Balancing Grief and Moving Forward
Dr. Ray Owen: And what I would say that zooming outwards from even from this wider level of grief, is in therapy generally. I think those of
us are involved in more like behavioral therapies, more than purely reflective psych based therapies. We're very often helping people build their way ahead. Build a life that more suits their values than what they've been [00:42:00] enjoying recently. And I think it's great to have therapy models that allow you to do that.
I really do. And I think one of the big risks, and I see it a lot in like younger therapists who are just getting into this kind of stuff, is you get so hooked on building the way forward that you
forget to make room for the, that really sucks, doesn't it? That really hurts. Can we just spend some time with how unfair it was that happened to you?
I suppose that would be kind of my other point, that yes, we can think about grief for bereavement. That's gonna be the biggest part of your work in some ways. But then there's grief that's around other major life losses, loss of role, loss of job, loss of career, loss of identity, loss of health and youth. But then there's also that bit of grief that's just a part of everything. And if we don't make a room for that, then we are less able to do the other stuff that we wanna do as say therapists.

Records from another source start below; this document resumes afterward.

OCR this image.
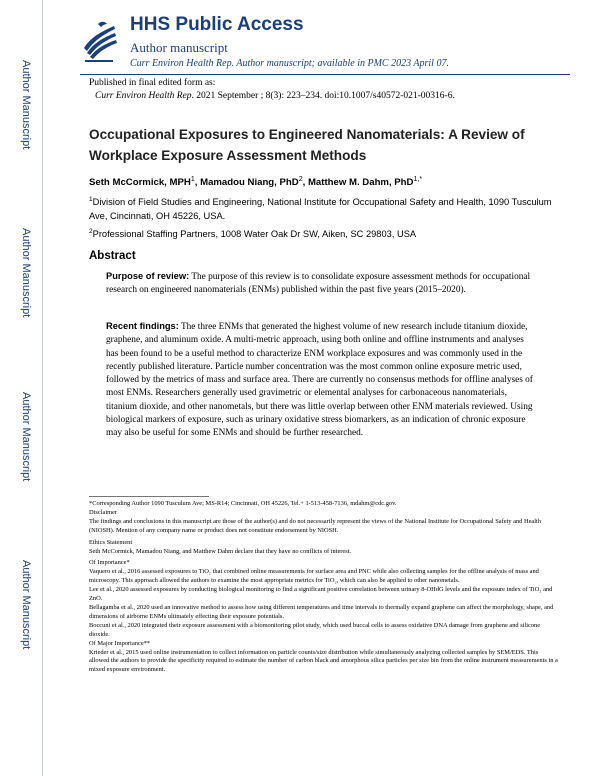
Author Manuscript
Author Manuscript
Author Manuscript
Author Manuscript
HHS Public Access
Author manuscript
Curr Environ Health Rep. Author manuscript; available in PMC 2023 April 07.
Published in final edited form as:
Curr Environ Health Rep. 2021 September ; 8(3): 223–234. doi:10.1007/s40572-021-00316-6.
Occupational Exposures to Engineered Nanomaterials: A Review of Workplace Exposure Assessment Methods
Seth McCormick, MPH$^1$, Mamadou Niang, PhD$^2$, Matthew M. Dahm, PhD$^{1,*}$
$^1$Division of Field Studies and Engineering, National Institute for Occupational Safety and Health, 1090 Tusculum Ave, Cincinnati, OH 45226, USA.
$^2$Professional Staffing Partners, 1008 Water Oak Dr SW, Aiken, SC 29803, USA
Abstract
Purpose of review: The purpose of this review is to consolidate exposure assessment methods for occupational research on engineered nanomaterials (ENMs) published within the past five years (2015–2020).
Recent findings: The three ENMs that generated the highest volume of new research include titanium dioxide, graphene, and aluminum oxide. A multi-metric approach, using both online and offline instruments and analyses has been found to be a useful method to characterize ENM workplace exposures and was commonly used in the recently published literature. Particle number concentration was the most common online exposure metric used, followed by the metrics of mass and surface area. There are currently no consensus methods for offline analyses of most ENMs. Researchers generally used gravimetric or elemental analyses for carbonaceous nanomaterials, titanium dioxide, and other nanometals, but there was little overlap between other ENM materials reviewed. Using biological markers of exposure, such as urinary oxidative stress biomarkers, as an indication of chronic exposure may also be useful for some ENMs and should be further researched.

*Corresponding Author 1090 Tusculum Ave; MS-R14; Cincinnati, OH 45226, Tel.+ 1-513-458-7136, mdahm@cdc.gov.

Disclaimer

The findings and conclusions in this manuscript are those of the author(s) and do not necessarily represent the views of the National Institute for Occupational Safety and Health (NIOSH). Mention of any company name or product does not constitute endorsement by NIOSH.

Ethics Statement

Seth McCormick, Mamadou Niang, and Matthew Dahm declare that they have no conflicts of interest.

Of Importance*

Vaquero et al., 2016 assessed exposures to TiO₂ that combined online measurements for surface area and PNC while also collecting samples for the offline analysis of mass and microscopy. This approach allowed the authors to examine the most appropriate metrics for TiO₂, which can also be applied to other nanometals.

Lee et al., 2020 assessed exposures by conducting biological monitoring to find a significant positive correlation between urinary 8-OHdG levels and the exposure index of TiO₂ and ZnO.

Bellagamba et al., 2020 used an innovative method to assess how using different temperatures and time intervals to thermally expand graphene can affect the morphology, shape, and dimensions of airborne ENMs ultimately effecting their exposure potentials.

Boccuni et al., 2020 integrated their exposure assessment with a biomonitoring pilot study, which used buccal cells to assess oxidative DNA damage from graphene and silicone dioxide.

Of Major Importance**

Krieder et al., 2015 used online instrumentation to collect information on particle counts/size distribution while simultaneously analyzing collected samples by SEM/EDS. This allowed the authors to provide the specificity required to estimate the number of carbon black and amorphous silica particles per size bin from the online instrument measurements in a mixed exposure environment.
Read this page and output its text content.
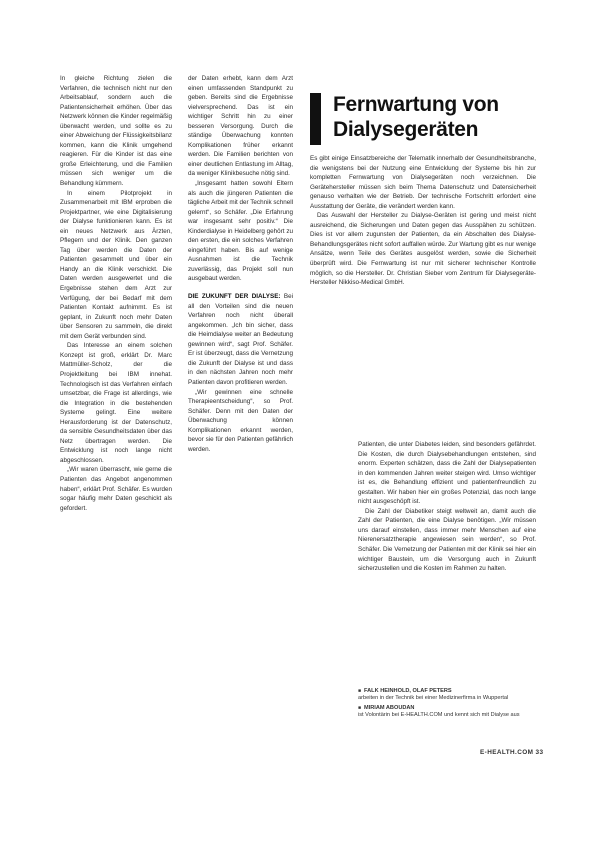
In gleiche Richtung zielen die Verfahren, die technisch nicht nur den Arbeitsablauf, sondern auch die Patientensicherheit erhöhen. Über das Netzwerk können die Kinder regelmäßig überwacht werden, und sollte es zu einer Abweichung der Flüssigkeitsbilanz kommen, kann die Klinik umgehend reagieren. Für die Kinder ist das eine große Erleichterung, und die Familien müssen sich weniger um die Behandlung kümmern.

In einem Pilotprojekt in Zusammenarbeit mit IBM erproben die Projektpartner, wie eine Digitalisierung der Dialyse funktionieren kann. Es ist ein neues Netzwerk aus Ärzten, Pflegern und der Klinik. Den ganzen Tag über werden die Daten der Patienten gesammelt und über ein Handy an die Klinik verschickt. Die Daten werden ausgewertet und die Ergebnisse stehen dem Arzt zur Verfügung, der bei Bedarf mit dem Patienten Kontakt aufnimmt. Es ist geplant, in Zukunft noch mehr Daten über Sensoren zu sammeln, die direkt mit dem Gerät verbunden sind.

Das Interesse an einem solchen Konzept ist groß, erklärt Dr. Marc Mattmüller-Scholz, der die Projektleitung bei IBM innehat. Technologisch ist das Verfahren einfach umsetzbar, die Frage ist allerdings, wie die Integration in die bestehenden Systeme gelingt. Eine weitere Herausforderung ist der Datenschutz, da sensible Gesundheitsdaten über das Netz übertragen werden. Die Entwicklung ist noch lange nicht abgeschlossen.

„Wir waren überrascht, wie gerne die Patienten das Angebot angenommen haben“, erklärt Prof. Schäfer. Es wurden sogar häufig mehr Daten geschickt als gefordert.

der Daten erhebt, kann dem Arzt einen umfassenden Standpunkt zu geben. Bereits sind die Ergebnisse vielversprechend. Das ist ein wichtiger Schritt hin zu einer besseren Versorgung. Durch die ständige Überwachung konnten Komplikationen früher erkannt werden. Die Familien berichten von einer deutlichen Entlastung im Alltag, da weniger Klinikbesuche nötig sind.

„Insgesamt hatten sowohl Eltern als auch die jüngeren Patienten die tägliche Arbeit mit der Technik schnell gelernt“, so Schäfer. „Die Erfahrung war insgesamt sehr positiv.“ Die Kinderdialyse in Heidelberg gehört zu den ersten, die ein solches Verfahren eingeführt haben. Bis auf wenige Ausnahmen ist die Technik zuverlässig, das Projekt soll nun ausgebaut werden.

DIE ZUKUNFT DER DIALYSE: Bei all den Vorteilen sind die neuen Verfahren noch nicht überall angekommen. „Ich bin sicher, dass die Heimdialyse weiter an Bedeutung gewinnen wird“, sagt Prof. Schäfer. Er ist überzeugt, dass die Vernetzung die Zukunft der Dialyse ist und dass in den nächsten Jahren noch mehr Patienten davon profitieren werden.

„Wir gewinnen eine schnelle Therapieentscheidung“, so Prof. Schäfer. Denn mit den Daten der Überwachung können Komplikationen erkannt werden, bevor sie für den Patienten gefährlich werden.

Fernwartung von
Dialysegeräten

Es gibt einige Einsatzbereiche der Telematik innerhalb der Gesundheitsbranche, die wenigstens bei der Nutzung eine Entwicklung der Systeme bis hin zur kompletten Fernwartung von Dialysegeräten noch verzeichnen. Die Gerätehersteller müssen sich beim Thema Datenschutz und Datensicherheit genauso verhalten wie der Betrieb. Der technische Fortschritt erfordert eine Ausstattung der Geräte, die verändert werden kann.

Das Auswahl der Hersteller zu Dialyse-Geräten ist gering und meist nicht ausreichend, die Sicherungen und Daten gegen das Ausspähen zu schützen. Dies ist vor allem zugunsten der Patienten, da ein Abschalten des Dialyse-Behandlungsgerätes nicht sofort auffallen würde. Zur Wartung gibt es nur wenige Ansätze, wenn Teile des Gerätes ausgelöst werden, sowie die Sicherheit überprüft wird. Die Fernwartung ist nur mit sicherer technischer Kontrolle möglich, so die Hersteller. Dr. Christian Sieber vom Zentrum für Dialysegeräte-Hersteller Nikkiso-Medical GmbH.

Patienten, die unter Diabetes leiden, sind besonders gefährdet. Die Kosten, die durch Dialysebehandlungen entstehen, sind enorm. Experten schätzen, dass die Zahl der Dialysepatienten in den kommenden Jahren weiter steigen wird. Umso wichtiger ist es, die Behandlung effizient und patientenfreundlich zu gestalten. Wir haben hier ein großes Potenzial, das noch lange nicht ausgeschöpft ist.

Die Zahl der Diabetiker steigt weltweit an, damit auch die Zahl der Patienten, die eine Dialyse benötigen. „Wir müssen uns darauf einstellen, dass immer mehr Menschen auf eine Nierenersatztherapie angewiesen sein werden“, so Prof. Schäfer. Die Vernetzung der Patienten mit der Klinik sei hier ein wichtiger Baustein, um die Versorgung auch in Zukunft sicherzustellen und die Kosten im Rahmen zu halten.

■ FALK HEINHOLD, OLAF PETERS
arbeiten in der Technik bei einer Medizinerfirma in Wuppertal
■ MIRIAM ABOUDAN
ist Volontärin bei E-HEALTH.COM und kennt sich mit Dialyse aus
E-HEALTH.COM 33
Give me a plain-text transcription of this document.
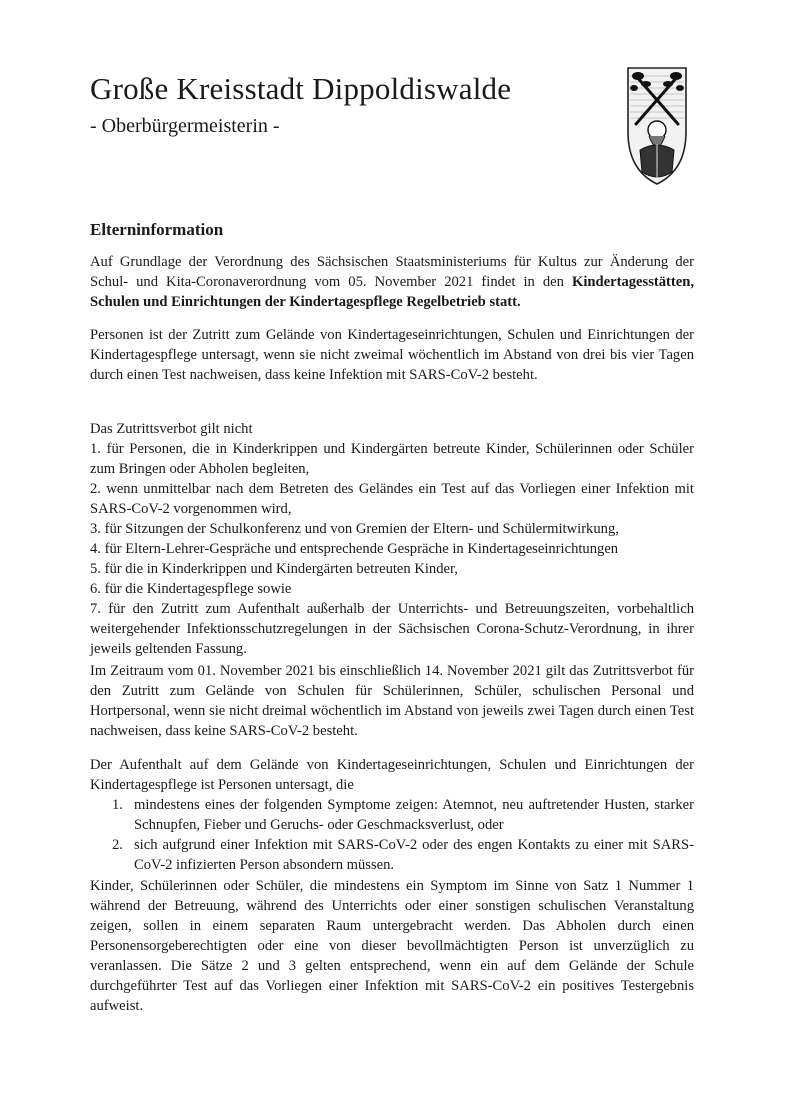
Große Kreisstadt Dippoldiswalde
- Oberbürgermeisterin -
Elterninformation
Auf Grundlage der Verordnung des Sächsischen Staatsministeriums für Kultus zur Änderung der Schul- und Kita-Coronaverordnung vom 05. November 2021 findet in den Kindertagesstätten, Schulen und Einrichtungen der Kindertagespflege Regelbetrieb statt.
Personen ist der Zutritt zum Gelände von Kindertageseinrichtungen, Schulen und Einrichtungen der Kindertagespflege untersagt, wenn sie nicht zweimal wöchentlich im Abstand von drei bis vier Tagen durch einen Test nachweisen, dass keine Infektion mit SARS-CoV-2 besteht.
Das Zutrittsverbot gilt nicht
1. für Personen, die in Kinderkrippen und Kindergärten betreute Kinder, Schülerinnen oder Schüler zum Bringen oder Abholen begleiten,
2. wenn unmittelbar nach dem Betreten des Geländes ein Test auf das Vorliegen einer Infektion mit SARS-CoV-2 vorgenommen wird,
3. für Sitzungen der Schulkonferenz und von Gremien der Eltern- und Schülermitwirkung,
4. für Eltern-Lehrer-Gespräche und entsprechende Gespräche in Kindertageseinrichtungen
5. für die in Kinderkrippen und Kindergärten betreuten Kinder,
6. für die Kindertagespflege sowie
7. für den Zutritt zum Aufenthalt außerhalb der Unterrichts- und Betreuungszeiten, vorbehaltlich weitergehender Infektionsschutzregelungen in der Sächsischen Corona-Schutz-Verordnung, in ihrer jeweils geltenden Fassung.
Im Zeitraum vom 01. November 2021 bis einschließlich 14. November 2021 gilt das Zutrittsverbot für den Zutritt zum Gelände von Schulen für Schülerinnen, Schüler, schulischen Personal und Hortpersonal, wenn sie nicht dreimal wöchentlich im Abstand von jeweils zwei Tagen durch einen Test nachweisen, dass keine SARS-CoV-2 besteht.
Der Aufenthalt auf dem Gelände von Kindertageseinrichtungen, Schulen und Einrichtungen der Kindertagespflege ist Personen untersagt, die
1. mindestens eines der folgenden Symptome zeigen: Atemnot, neu auftretender Husten, starker Schnupfen, Fieber und Geruchs- oder Geschmacksverlust, oder
2. sich aufgrund einer Infektion mit SARS-CoV-2 oder des engen Kontakts zu einer mit SARS-CoV-2 infizierten Person absondern müssen.
Kinder, Schülerinnen oder Schüler, die mindestens ein Symptom im Sinne von Satz 1 Nummer 1 während der Betreuung, während des Unterrichts oder einer sonstigen schulischen Veranstaltung zeigen, sollen in einem separaten Raum untergebracht werden. Das Abholen durch einen Personensorgeberechtigten oder eine von dieser bevollmächtigten Person ist unverzüglich zu veranlassen. Die Sätze 2 und 3 gelten entsprechend, wenn ein auf dem Gelände der Schule durchgeführter Test auf das Vorliegen einer Infektion mit SARS-CoV-2 ein positives Testergebnis aufweist.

Chris McCurry: [00:43:00] And that may be a good place to end. any final thoughts though?
Dr. Ray Owen: Okay. Here's my final thought. There, there's a dilemma in grief therapy, right? Grief for somebody you truly loved is a lifelong process. It will change. It shouldn't be so high intensity, but it's lifelong. So when would grief therapy end? Because the grief still gonna be there. So here's kind of what came to me over time that when thinking about grief and grief therapy, the person you're helping is like a ship and they're gonna be sailing off across the Atlantic onto their own. In the direction they're choosing as a therapist with a little tug belt, right? We know about this harbor. We know where some of the currents are, we know where some of the rocks are. We can sometimes work with them in their engines to get them off the odd sandbar and help them work out which way they should be pointing as they leave the harbor and set off on their lifelong journey. And at that point we have to cast off.
Because if this [00:44:00] little tug bolt stays tied to that big ocean liner, I'm gonna be pulling you off course and I'm gonna be holding you back. So, although it might feel a bit scary at that point, we need to cast off and I need to wave you on your way and wish you well with a future ahead.
Emma Waddington: I love that. That's really lovely. Thank you so much. I have learned so much today, honestly. It's just been really nourishing. And validating of so much of our, of what I've witnessed and seen, and I've learned a lot. Thank you.
Dr. Ray Owen: Thank you for asking me.